Broad Has 93% of its Collection in Storage (and That's OK)
The Broad's collection storage "Vault" |
A routine feature of such articles is a quote from Eli Broad, who has become the Marie Kondo of museum storage. Broad seized on this mostly bogus talking point to justify pulling his collection from long-term loan to LACMA and building a new museum with his name on it. Here's what Broad told the Times:
"I don’t see how giving art to museums that are not prepared to show a fair amount of it makes any sense. Of the 2,000 works in our collection, I got the sense they would show 1 or 2 percent of the work and the rest would go in storage."
What articles like this lack is not facts but context. According to the Broad website, 149 collection objects are presently on display. That's a mere 7.45 percent of the Broad collection. While it's more than "1 or 2 percent," it's in line with the other, long-established museums mentioned in the article, the ones that allegedly need to "clean house to survive." Even the Metropolitan Museum, with 1.5 million light-sensitive works on paper and countless archaeological fragments, manages to keep 4 percent of its collection on view.
Now think about it: Broad had the money to build any size of museum he wanted. Evidently he thinks it's just fine for museums to have 90+ percent of their objects in storage. I wish more of the articles quoting Broad reported his actions as well as his words.

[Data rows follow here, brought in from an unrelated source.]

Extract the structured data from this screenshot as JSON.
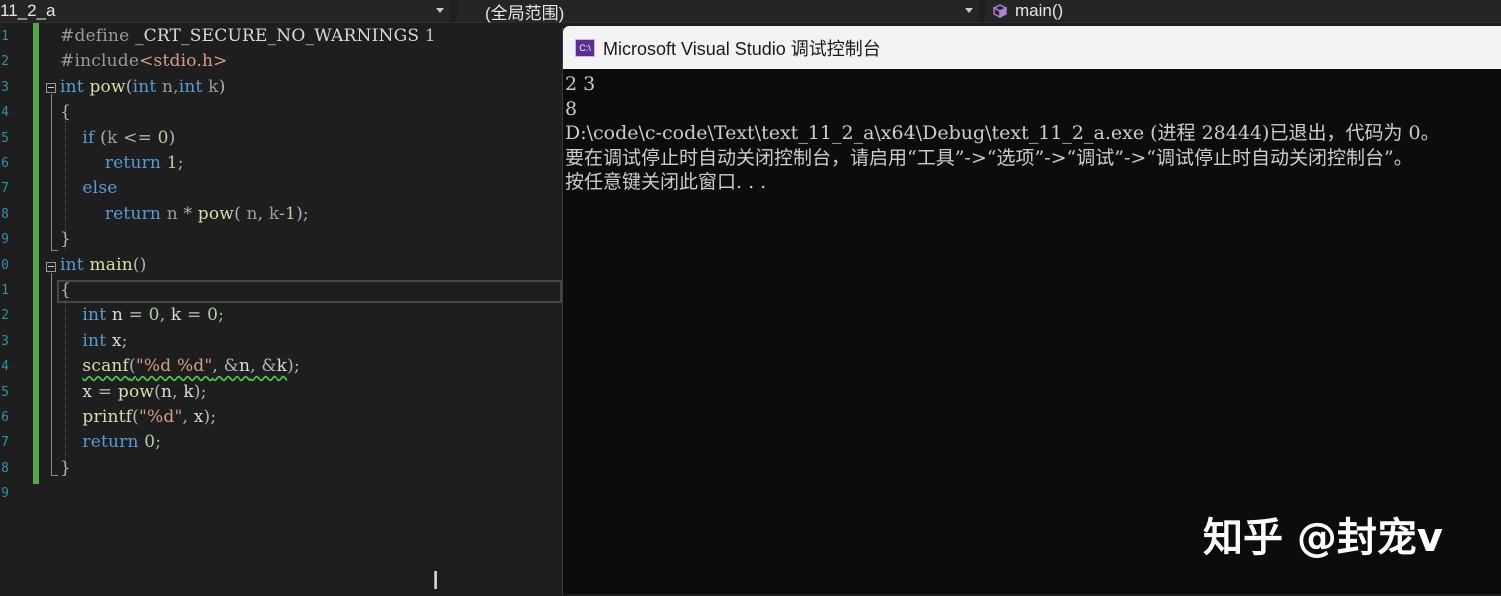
{
  "toolbar": {
    "project": "11_2_a",
    "scope": "(全局范围)",
    "function": "main()",
    "function_icon": "cube-icon"
  },
  "editor": {
    "line_numbers": [
      "1",
      "2",
      "3",
      "4",
      "5",
      "6",
      "7",
      "8",
      "9",
      "0",
      "1",
      "2",
      "3",
      "4",
      "5",
      "6",
      "7",
      "8",
      "9"
    ],
    "lines": [
      [
        {
          "c": "pp",
          "t": "#define "
        },
        {
          "c": "id",
          "t": "_CRT_SECURE_NO_WARNINGS"
        },
        {
          "c": "num",
          "t": " 1"
        }
      ],
      [
        {
          "c": "pp",
          "t": "#include"
        },
        {
          "c": "str",
          "t": "<stdio.h>"
        }
      ],
      [
        {
          "c": "kw",
          "t": "int"
        },
        {
          "c": "id",
          "t": " "
        },
        {
          "c": "fn",
          "t": "pow"
        },
        {
          "c": "op",
          "t": "("
        },
        {
          "c": "kw",
          "t": "int"
        },
        {
          "c": "param",
          "t": " n,"
        },
        {
          "c": "kw",
          "t": "int"
        },
        {
          "c": "param",
          "t": " k"
        },
        {
          "c": "op",
          "t": ")"
        }
      ],
      [
        {
          "c": "op",
          "t": "{"
        }
      ],
      [
        {
          "c": "id",
          "t": "    "
        },
        {
          "c": "kw",
          "t": "if"
        },
        {
          "c": "op",
          "t": " ("
        },
        {
          "c": "param",
          "t": "k"
        },
        {
          "c": "op",
          "t": " <= "
        },
        {
          "c": "num",
          "t": "0"
        },
        {
          "c": "op",
          "t": ")"
        }
      ],
      [
        {
          "c": "id",
          "t": "        "
        },
        {
          "c": "kw",
          "t": "return"
        },
        {
          "c": "num",
          "t": " 1"
        },
        {
          "c": "op",
          "t": ";"
        }
      ],
      [
        {
          "c": "id",
          "t": "    "
        },
        {
          "c": "kw",
          "t": "else"
        }
      ],
      [
        {
          "c": "id",
          "t": "        "
        },
        {
          "c": "kw",
          "t": "return"
        },
        {
          "c": "param",
          "t": " n"
        },
        {
          "c": "op",
          "t": " * "
        },
        {
          "c": "fn",
          "t": "pow"
        },
        {
          "c": "op",
          "t": "( "
        },
        {
          "c": "param",
          "t": "n"
        },
        {
          "c": "op",
          "t": ", "
        },
        {
          "c": "param",
          "t": "k"
        },
        {
          "c": "op",
          "t": "-"
        },
        {
          "c": "num",
          "t": "1"
        },
        {
          "c": "op",
          "t": ");"
        }
      ],
      [
        {
          "c": "op",
          "t": "}"
        }
      ],
      [
        {
          "c": "kw",
          "t": "int"
        },
        {
          "c": "id",
          "t": " "
        },
        {
          "c": "fn",
          "t": "main"
        },
        {
          "c": "op",
          "t": "()"
        }
      ],
      [
        {
          "c": "op",
          "t": "{"
        }
      ],
      [
        {
          "c": "id",
          "t": "    "
        },
        {
          "c": "kw",
          "t": "int"
        },
        {
          "c": "id",
          "t": " n"
        },
        {
          "c": "op",
          "t": " = "
        },
        {
          "c": "num",
          "t": "0"
        },
        {
          "c": "op",
          "t": ", "
        },
        {
          "c": "id",
          "t": "k"
        },
        {
          "c": "op",
          "t": " = "
        },
        {
          "c": "num",
          "t": "0"
        },
        {
          "c": "op",
          "t": ";"
        }
      ],
      [
        {
          "c": "id",
          "t": "    "
        },
        {
          "c": "kw",
          "t": "int"
        },
        {
          "c": "id",
          "t": " x"
        },
        {
          "c": "op",
          "t": ";"
        }
      ],
      [
        {
          "c": "id",
          "t": "    "
        },
        {
          "c": "fn squig",
          "t": "scanf"
        },
        {
          "c": "op squig",
          "t": "("
        },
        {
          "c": "str squig",
          "t": "\"%d %d\""
        },
        {
          "c": "op squig",
          "t": ", &"
        },
        {
          "c": "id squig",
          "t": "n"
        },
        {
          "c": "op squig",
          "t": ", &"
        },
        {
          "c": "id squig",
          "t": "k"
        },
        {
          "c": "op",
          "t": ");"
        }
      ],
      [
        {
          "c": "id",
          "t": "    x"
        },
        {
          "c": "op",
          "t": " = "
        },
        {
          "c": "fn",
          "t": "pow"
        },
        {
          "c": "op",
          "t": "("
        },
        {
          "c": "id",
          "t": "n"
        },
        {
          "c": "op",
          "t": ", "
        },
        {
          "c": "id",
          "t": "k"
        },
        {
          "c": "op",
          "t": ");"
        }
      ],
      [
        {
          "c": "id",
          "t": "    "
        },
        {
          "c": "fn",
          "t": "printf"
        },
        {
          "c": "op",
          "t": "("
        },
        {
          "c": "str",
          "t": "\"%d\""
        },
        {
          "c": "op",
          "t": ", "
        },
        {
          "c": "id",
          "t": "x"
        },
        {
          "c": "op",
          "t": ");"
        }
      ],
      [
        {
          "c": "id",
          "t": "    "
        },
        {
          "c": "kw",
          "t": "return"
        },
        {
          "c": "num",
          "t": " 0"
        },
        {
          "c": "op",
          "t": ";"
        }
      ],
      [
        {
          "c": "op",
          "t": "}"
        }
      ]
    ]
  },
  "console": {
    "title": "Microsoft Visual Studio 调试控制台",
    "icon_label": "C:\\",
    "output": [
      "2 3",
      "8",
      "D:\\code\\c-code\\Text\\text_11_2_a\\x64\\Debug\\text_11_2_a.exe (进程 28444)已退出，代码为 0。",
      "要在调试停止时自动关闭控制台，请启用“工具”->“选项”->“调试”->“调试停止时自动关闭控制台”。",
      "按任意键关闭此窗口. . ."
    ]
  },
  "watermark": "知乎 @封宠v"
}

As I wrote back in 2010, before the Broad opened,
"Broad talks as if everything in his 2000-piece collection can and must eventually be on permanent view. The art that's not in his planned museum will be lent out, notwithstanding the fact that this would require the equivalent of about ten Whitney Museums, sitting empty out in the hinterlands.
The bottom line is that there is more art than museum space to show it. Thus museum installations, particularly of contemporary art, are ever-changing and (to use the fashionable term) 'curated.' What's so bad about that?"